Dr. Martin Luther King Jr., Chadwick Boseman, Oprah Winfrey and Spike Lee are all graduates of historically black colleges and universities. For more than a century, HBCUs provided the foundation for countless dynamic and influential leaders. Now, some academic finance experts predict that a quarter of those schools could be gone within 20 years.
There are nine HBCUs in Georgia. Morris Brown College could make that number increase if they're successful regaining accreditation. They're seeking accreditation nearly a decade after losing it due to a financial mismanagement scandal.

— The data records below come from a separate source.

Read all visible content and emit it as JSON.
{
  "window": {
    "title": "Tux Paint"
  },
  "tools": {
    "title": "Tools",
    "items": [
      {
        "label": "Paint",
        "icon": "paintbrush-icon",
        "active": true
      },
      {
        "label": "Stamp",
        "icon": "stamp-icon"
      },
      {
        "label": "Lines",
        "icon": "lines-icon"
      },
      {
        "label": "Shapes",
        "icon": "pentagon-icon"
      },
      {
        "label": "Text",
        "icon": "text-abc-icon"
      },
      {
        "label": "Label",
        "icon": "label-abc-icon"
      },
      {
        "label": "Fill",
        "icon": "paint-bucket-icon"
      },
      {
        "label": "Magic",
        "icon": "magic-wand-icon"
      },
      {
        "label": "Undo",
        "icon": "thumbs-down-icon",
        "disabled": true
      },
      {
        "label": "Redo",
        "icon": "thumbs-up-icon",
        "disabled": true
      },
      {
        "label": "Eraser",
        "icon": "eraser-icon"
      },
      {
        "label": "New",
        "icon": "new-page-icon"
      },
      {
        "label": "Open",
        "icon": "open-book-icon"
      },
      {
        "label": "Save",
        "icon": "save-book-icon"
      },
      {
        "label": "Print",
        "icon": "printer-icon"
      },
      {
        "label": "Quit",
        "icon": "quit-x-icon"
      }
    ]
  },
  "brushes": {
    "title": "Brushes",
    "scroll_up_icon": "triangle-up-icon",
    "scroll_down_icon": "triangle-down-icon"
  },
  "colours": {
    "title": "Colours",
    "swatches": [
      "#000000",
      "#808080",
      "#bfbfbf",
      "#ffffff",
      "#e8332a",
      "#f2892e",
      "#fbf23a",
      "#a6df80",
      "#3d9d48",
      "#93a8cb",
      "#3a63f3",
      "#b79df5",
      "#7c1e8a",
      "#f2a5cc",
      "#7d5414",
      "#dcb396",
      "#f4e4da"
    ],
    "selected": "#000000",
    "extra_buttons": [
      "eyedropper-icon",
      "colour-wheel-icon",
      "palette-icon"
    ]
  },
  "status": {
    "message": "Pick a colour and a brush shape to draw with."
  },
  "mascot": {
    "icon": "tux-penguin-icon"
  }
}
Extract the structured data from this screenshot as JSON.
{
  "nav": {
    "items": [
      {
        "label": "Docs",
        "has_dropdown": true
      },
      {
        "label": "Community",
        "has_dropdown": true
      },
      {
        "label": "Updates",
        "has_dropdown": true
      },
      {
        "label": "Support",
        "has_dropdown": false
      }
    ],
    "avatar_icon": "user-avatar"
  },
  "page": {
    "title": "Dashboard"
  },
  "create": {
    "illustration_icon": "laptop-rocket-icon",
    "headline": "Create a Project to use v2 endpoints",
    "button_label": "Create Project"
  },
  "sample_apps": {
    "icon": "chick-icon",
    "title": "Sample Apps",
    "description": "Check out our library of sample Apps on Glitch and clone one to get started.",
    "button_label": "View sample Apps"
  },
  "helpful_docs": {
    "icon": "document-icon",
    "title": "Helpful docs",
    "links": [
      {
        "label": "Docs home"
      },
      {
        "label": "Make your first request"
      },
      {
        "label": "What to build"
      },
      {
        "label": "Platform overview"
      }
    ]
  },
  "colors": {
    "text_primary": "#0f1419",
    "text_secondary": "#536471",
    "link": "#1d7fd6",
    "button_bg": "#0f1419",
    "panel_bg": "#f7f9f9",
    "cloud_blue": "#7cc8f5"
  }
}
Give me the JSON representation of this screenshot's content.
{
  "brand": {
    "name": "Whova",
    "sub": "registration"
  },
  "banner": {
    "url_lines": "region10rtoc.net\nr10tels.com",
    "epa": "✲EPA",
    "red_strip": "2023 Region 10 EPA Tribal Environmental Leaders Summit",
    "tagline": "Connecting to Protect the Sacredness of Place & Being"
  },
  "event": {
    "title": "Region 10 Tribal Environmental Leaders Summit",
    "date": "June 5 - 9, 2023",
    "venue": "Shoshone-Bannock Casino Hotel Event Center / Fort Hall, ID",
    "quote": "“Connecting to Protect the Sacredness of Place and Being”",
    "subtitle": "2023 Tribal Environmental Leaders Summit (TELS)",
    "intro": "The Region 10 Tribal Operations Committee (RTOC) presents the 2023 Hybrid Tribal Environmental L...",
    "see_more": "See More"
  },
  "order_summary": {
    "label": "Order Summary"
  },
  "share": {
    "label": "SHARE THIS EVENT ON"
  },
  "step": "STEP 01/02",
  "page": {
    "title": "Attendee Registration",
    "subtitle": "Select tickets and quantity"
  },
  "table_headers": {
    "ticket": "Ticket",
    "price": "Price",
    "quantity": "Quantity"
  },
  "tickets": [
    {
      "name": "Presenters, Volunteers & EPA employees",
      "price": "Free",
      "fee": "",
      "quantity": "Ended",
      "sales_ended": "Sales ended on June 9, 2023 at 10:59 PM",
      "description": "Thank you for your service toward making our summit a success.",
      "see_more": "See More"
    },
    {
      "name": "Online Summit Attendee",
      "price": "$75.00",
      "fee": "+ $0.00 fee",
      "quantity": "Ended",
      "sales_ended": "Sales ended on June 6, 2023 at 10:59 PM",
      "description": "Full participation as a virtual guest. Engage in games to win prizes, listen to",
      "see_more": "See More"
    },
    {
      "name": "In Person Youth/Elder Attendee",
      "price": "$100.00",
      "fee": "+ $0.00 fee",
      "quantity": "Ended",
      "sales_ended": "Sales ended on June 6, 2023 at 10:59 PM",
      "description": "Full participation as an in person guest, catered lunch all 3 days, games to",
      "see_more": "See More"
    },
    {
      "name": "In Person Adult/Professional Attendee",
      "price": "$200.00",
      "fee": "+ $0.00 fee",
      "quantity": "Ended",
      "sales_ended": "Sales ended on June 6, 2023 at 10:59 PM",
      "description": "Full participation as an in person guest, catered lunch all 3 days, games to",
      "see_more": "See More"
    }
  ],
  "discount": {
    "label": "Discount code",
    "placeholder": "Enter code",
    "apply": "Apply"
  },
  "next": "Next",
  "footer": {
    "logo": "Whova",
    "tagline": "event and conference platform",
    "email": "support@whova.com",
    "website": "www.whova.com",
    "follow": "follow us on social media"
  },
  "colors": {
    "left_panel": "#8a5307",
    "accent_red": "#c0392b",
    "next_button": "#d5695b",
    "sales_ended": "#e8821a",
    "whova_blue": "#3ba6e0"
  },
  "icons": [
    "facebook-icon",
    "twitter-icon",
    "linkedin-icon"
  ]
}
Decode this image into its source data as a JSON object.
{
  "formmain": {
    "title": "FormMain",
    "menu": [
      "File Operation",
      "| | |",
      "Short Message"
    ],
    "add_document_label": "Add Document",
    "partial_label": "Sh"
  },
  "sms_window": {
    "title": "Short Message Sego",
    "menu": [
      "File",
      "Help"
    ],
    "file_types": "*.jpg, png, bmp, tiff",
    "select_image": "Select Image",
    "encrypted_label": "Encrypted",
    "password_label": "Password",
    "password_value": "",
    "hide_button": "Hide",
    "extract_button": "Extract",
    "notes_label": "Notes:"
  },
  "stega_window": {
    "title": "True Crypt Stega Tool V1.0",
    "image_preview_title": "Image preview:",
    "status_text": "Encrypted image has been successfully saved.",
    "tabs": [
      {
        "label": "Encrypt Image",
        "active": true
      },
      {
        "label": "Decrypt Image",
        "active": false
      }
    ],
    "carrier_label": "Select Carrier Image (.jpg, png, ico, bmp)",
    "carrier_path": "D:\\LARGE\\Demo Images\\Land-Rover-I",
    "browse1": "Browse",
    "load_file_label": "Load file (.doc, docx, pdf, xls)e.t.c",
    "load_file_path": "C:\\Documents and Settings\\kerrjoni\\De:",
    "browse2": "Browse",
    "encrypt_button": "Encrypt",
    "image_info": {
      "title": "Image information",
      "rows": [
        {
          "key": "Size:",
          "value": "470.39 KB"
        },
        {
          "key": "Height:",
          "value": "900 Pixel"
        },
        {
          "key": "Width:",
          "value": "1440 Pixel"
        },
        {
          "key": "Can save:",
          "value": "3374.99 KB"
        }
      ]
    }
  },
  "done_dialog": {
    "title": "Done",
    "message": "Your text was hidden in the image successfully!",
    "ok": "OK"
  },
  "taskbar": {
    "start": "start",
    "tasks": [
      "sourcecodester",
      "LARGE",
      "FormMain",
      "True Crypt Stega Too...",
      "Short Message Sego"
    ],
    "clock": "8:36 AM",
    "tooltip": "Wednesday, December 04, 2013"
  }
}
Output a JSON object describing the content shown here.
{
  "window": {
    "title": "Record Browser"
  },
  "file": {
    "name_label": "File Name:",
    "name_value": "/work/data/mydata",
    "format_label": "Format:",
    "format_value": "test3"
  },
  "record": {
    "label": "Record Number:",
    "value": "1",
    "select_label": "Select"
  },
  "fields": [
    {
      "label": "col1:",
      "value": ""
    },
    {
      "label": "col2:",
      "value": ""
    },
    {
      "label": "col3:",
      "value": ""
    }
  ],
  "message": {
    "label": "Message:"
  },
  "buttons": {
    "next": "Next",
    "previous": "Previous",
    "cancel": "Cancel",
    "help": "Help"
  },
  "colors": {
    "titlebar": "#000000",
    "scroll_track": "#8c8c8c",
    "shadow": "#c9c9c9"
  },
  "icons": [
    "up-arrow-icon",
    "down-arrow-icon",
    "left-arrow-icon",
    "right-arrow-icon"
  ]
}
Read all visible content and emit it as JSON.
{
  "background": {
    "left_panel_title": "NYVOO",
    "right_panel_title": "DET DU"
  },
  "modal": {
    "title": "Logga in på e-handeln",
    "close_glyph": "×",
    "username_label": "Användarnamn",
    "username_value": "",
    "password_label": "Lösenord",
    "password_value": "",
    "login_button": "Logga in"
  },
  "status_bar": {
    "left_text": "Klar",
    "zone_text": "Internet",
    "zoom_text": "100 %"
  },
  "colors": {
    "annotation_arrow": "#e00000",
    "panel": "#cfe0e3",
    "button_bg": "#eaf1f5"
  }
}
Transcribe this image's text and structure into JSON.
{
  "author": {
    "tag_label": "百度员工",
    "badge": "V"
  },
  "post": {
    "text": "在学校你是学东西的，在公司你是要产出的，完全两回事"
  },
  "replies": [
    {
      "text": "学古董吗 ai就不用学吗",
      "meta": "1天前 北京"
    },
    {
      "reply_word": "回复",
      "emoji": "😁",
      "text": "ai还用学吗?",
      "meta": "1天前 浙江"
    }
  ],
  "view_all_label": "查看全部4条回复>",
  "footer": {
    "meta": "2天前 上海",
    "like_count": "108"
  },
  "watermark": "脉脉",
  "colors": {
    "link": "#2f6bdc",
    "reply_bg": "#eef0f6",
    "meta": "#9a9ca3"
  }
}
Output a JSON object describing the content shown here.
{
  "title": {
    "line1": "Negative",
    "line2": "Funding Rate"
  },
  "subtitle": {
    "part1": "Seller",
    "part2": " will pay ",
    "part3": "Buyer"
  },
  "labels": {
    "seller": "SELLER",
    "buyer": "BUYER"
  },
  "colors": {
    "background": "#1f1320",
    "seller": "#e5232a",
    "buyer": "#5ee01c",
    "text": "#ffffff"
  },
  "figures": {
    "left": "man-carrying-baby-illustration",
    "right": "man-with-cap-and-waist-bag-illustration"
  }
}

On Second Thought invited race and culture reporter Ernie Suggs to talk about the background and threats HBCUs face. Suggs collaborated with education reporter Eric Sturgis on an Atlanta Journal-Constitution series about the health of HBCUs. They also launched a podcast called HBCU Journeys.
Town and gown tensions are high at the University of Georgia as the end of the school year nears. Amid national conversations about the historical role of U.S. colleges and universities in slavery, community leaders and a group of faculty are calling on UGA to do more to address its own slave past.
But in a letter to the editor of UGA's student newspaper, The Red & Black, UGA president Jere Morehead said the university had "carefully considered all aspects" of a memorial constructed in 2018 to recognize and honor the legacy of individuals who were enslaved in Athens during the 19th century.
On Second Thought spoke about the situation with Red & Black city news editor Sofi Gratas, who's been covering the story. We also heard from University of Alabama professor Hilary Green, who has studied and leads tours about the legacy of slaveryat her university – possibly the first in the country to acknowledge and apologize for its role in slavery in 2004.